Providing access information requires authorization, but the final rule clarifies that access information itself will not be controlled as a separate stand-alone item, distinct from the underlying data. Rather, the BIS final rule states that, “to the extent an authorization would be required to transfer technology or software, a comparable authorization is required to transfer access information if with the ‘knowledge’ that such transfer would result in the release of such technology or software without a required authorization.”
“Still, companies will need to be thoughtful about how to do this without linking the keys to the data in a way that could lead to unauthorized access,” the Steptoe client alert stated. “Great care will have to be taken in securing, or at least segregating, access information.”
The rule clarifies that the victim of a database hack is not the one responsible for the theft of the technology. The individual who originally placed technology into a database would only be held liable for knowing or otherwise allowing access to the encrypted data.
Both the BIS and DDTC rules also allow for the transfer of certain information between or among U.S. persons located outside the United States without the transfer being subject to licensing requirements under the EAR or ITAR. The scope of authorizations under each rule differ, however, so companies must pay careful attention to what the BIS or DDTC interim rule allows for a given transfer.
The EAR, for example, authorizes the transfer of technology or software between or among U.S. persons who are located in the same foreign country, so long as that technology or software isn’t released to a foreign person. Under the DDTC interim rule, foreign persons employed by the U.S. government or directly employed by a U.S. person authorized under an ITAR license or other approval to receive technical data in the United States may receive this same data while on temporary assignment abroad on behalf of their employer.
The DDTC interim rule clarifies that U.S. persons or authorized foreign persons located outside of the United States may rely on this exemption when accessing technical data stored on U.S. servers. To be eligible for this exemption, the technical data must be secured while abroad to prevent an unauthorized release.

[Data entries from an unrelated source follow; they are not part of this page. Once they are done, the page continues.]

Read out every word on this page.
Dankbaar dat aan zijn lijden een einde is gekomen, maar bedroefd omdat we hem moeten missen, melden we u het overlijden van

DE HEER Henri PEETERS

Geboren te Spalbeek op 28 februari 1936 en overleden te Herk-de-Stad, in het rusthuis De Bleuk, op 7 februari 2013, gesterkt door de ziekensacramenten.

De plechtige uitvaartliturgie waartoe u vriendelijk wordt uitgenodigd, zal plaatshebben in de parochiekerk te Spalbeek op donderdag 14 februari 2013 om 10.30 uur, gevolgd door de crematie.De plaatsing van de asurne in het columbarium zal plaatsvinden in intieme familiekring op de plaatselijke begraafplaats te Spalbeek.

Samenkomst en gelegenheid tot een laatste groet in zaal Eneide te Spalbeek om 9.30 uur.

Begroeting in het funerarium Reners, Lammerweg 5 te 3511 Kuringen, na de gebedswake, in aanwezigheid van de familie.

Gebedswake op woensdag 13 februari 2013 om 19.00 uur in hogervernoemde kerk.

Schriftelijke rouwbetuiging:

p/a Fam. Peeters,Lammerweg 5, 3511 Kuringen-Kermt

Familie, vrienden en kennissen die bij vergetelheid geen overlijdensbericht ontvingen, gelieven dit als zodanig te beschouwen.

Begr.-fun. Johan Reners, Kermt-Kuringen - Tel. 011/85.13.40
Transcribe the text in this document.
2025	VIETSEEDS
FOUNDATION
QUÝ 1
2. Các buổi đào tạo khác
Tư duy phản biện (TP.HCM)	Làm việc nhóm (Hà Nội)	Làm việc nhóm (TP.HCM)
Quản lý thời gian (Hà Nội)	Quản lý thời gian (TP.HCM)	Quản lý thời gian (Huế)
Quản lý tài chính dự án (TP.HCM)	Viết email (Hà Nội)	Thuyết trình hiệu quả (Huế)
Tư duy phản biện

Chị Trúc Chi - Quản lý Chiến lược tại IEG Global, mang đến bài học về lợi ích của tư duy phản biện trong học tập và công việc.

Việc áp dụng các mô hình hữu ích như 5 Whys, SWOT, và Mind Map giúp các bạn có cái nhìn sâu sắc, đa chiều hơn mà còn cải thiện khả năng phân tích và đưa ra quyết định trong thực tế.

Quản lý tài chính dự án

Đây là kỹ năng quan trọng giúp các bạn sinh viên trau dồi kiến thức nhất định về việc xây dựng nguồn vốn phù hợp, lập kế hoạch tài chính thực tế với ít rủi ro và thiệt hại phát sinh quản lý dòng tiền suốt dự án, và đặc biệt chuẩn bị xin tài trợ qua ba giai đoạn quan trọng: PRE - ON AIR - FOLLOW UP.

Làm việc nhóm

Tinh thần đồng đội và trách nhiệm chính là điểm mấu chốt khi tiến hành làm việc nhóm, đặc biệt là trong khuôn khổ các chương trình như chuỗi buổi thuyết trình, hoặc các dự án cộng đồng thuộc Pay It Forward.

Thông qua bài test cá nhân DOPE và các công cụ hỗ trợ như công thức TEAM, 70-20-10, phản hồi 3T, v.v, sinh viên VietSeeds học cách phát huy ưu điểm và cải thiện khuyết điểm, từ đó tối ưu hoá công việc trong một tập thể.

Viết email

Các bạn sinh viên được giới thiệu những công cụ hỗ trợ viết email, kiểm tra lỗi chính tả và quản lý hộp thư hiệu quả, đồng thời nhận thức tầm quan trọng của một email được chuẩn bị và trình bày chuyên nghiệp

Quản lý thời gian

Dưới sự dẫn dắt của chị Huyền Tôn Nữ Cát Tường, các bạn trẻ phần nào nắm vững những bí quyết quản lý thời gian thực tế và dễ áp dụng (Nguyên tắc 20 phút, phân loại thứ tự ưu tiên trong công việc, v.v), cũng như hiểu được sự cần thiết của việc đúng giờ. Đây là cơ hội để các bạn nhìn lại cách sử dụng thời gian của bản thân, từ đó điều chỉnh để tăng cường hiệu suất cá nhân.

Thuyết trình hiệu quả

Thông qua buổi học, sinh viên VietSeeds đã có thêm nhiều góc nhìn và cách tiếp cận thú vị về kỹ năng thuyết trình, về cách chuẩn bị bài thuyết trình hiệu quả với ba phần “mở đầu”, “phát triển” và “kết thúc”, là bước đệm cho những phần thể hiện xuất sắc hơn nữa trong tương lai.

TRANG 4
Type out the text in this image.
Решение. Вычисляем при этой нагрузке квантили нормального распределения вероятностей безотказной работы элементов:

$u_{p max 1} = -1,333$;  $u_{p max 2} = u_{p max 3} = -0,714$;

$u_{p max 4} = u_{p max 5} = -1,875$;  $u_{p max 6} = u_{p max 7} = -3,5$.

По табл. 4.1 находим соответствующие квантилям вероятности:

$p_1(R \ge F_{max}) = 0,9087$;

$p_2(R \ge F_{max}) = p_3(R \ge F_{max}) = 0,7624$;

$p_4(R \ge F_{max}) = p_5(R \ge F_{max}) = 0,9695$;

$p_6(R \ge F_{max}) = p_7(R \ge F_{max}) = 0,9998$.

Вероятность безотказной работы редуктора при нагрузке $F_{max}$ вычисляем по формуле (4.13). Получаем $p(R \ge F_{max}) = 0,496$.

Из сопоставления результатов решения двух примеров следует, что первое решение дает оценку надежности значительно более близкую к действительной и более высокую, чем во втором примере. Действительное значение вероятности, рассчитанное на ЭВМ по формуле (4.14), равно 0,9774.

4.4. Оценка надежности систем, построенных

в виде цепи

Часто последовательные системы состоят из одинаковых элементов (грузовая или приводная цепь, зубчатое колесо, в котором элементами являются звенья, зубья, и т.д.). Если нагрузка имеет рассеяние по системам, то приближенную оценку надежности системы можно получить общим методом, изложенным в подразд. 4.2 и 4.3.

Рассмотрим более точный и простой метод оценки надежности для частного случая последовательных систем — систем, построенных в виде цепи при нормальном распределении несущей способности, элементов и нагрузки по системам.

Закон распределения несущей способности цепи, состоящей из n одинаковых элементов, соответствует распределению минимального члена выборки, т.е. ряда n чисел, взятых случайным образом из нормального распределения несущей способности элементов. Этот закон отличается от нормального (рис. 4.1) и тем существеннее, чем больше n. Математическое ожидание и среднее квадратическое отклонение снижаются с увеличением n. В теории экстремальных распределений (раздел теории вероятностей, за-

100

With the issuance of the final rules, companies will want to ensure they have appropriate encryption and access control safeguards in place, paying particular attention to the specific restrictions laid out in the final rules. That includes knowing where your data is stored and where it will transit. Companies are also advised to ask cloud providers those questions and include provisions in contracts prohibiting the company’s data from being exported to or stored in specific countries subject to U.S. export controls.